It was Cicero's work as a politician that Everitt aims to rehabilitate then. But he, like so many other Roman intellectuals, failed to make real philosophical advances during the history of the Empire unlike the Greeks before and the Christians after him. His consolidation and expansion of Roman power two thousand years ago laid the foundations, for all of Western history. As Rome’s first emperor, Augustus transformed the unruly Republic into the greatest empire the world had ever seen. He undoubtedly was important in the history of Western philosophy as a transmitter of Greek philosophy. He found Rome made of clay and left it made of marble. There have been times in history where Cicero was considered a figure of great importance. It seems that Everitt's aim in writing his biography of Cicero is to bring him back from obscurity. Everitt was also the secretary of the Arts Council of Great Britain. Everitt has written at length on European culture and has written several popular books on Roman history, including biographies of Augustus and Cicero. A study of power and political genius, Augustus is a vivid, compelling biography of one of the most important rulers in history.From the Hardcover edition.Author Anthony Everitt is presently a visiting professor in visual and performing arts at Nottingham Trent University. Everitt brings to life the world of a giant, rendered faithfully and sympathetically in human scale.

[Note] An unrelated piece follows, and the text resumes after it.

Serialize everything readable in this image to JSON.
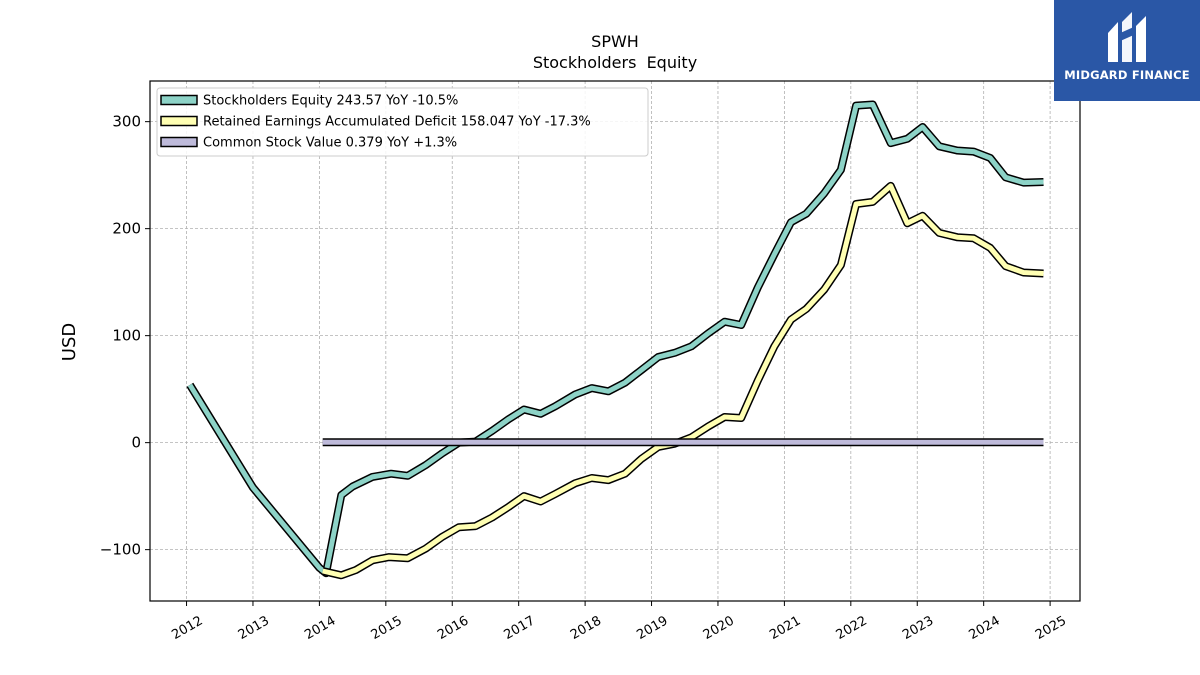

Everitt has taken some of the household names of history-Caesar, Brutus, Cassius, Antony, Cleopatra-whom few know the full truth about, and turned them into flesh-and-blood human beings.At a time when many consider America an empire, this stunning portrait of the greatest emperor who ever lived makes for enlightening and engrossing reading. Augustus's rise to power began with the assassination of his great-uncle and adoptive father, Julius Caesar, and culminated in the titanic duel with Mark Antony and Cleopatra.The world that made Augustus-and that he himself later remade-was driven by intrigue, sex, ceremony, violence, scandal, and naked ambition. Augustus began his career as an inexperienced teenager plucked from his studies to take center stage in the drama of Roman politics, assisted by two school friends, Agrippa and Maecenas. Here, Anthony Everitt, the bestselling author of Cicero, gives a spellbinding and intimate account of his illustrious subject. Yet, despite Augustus's accomplishments, very few biographers have concentrated on the man himself, instead choosing to chronicle the age in which he lived.

His consolidation and expansion of Roman power two thousand years ago laid the foundations, for all of Western history to follow. As Rome's first emperor, Augustus transformed the unruly Republic into the greatest empire the world had ever seen. He found Rome made of clay and left it made of marble.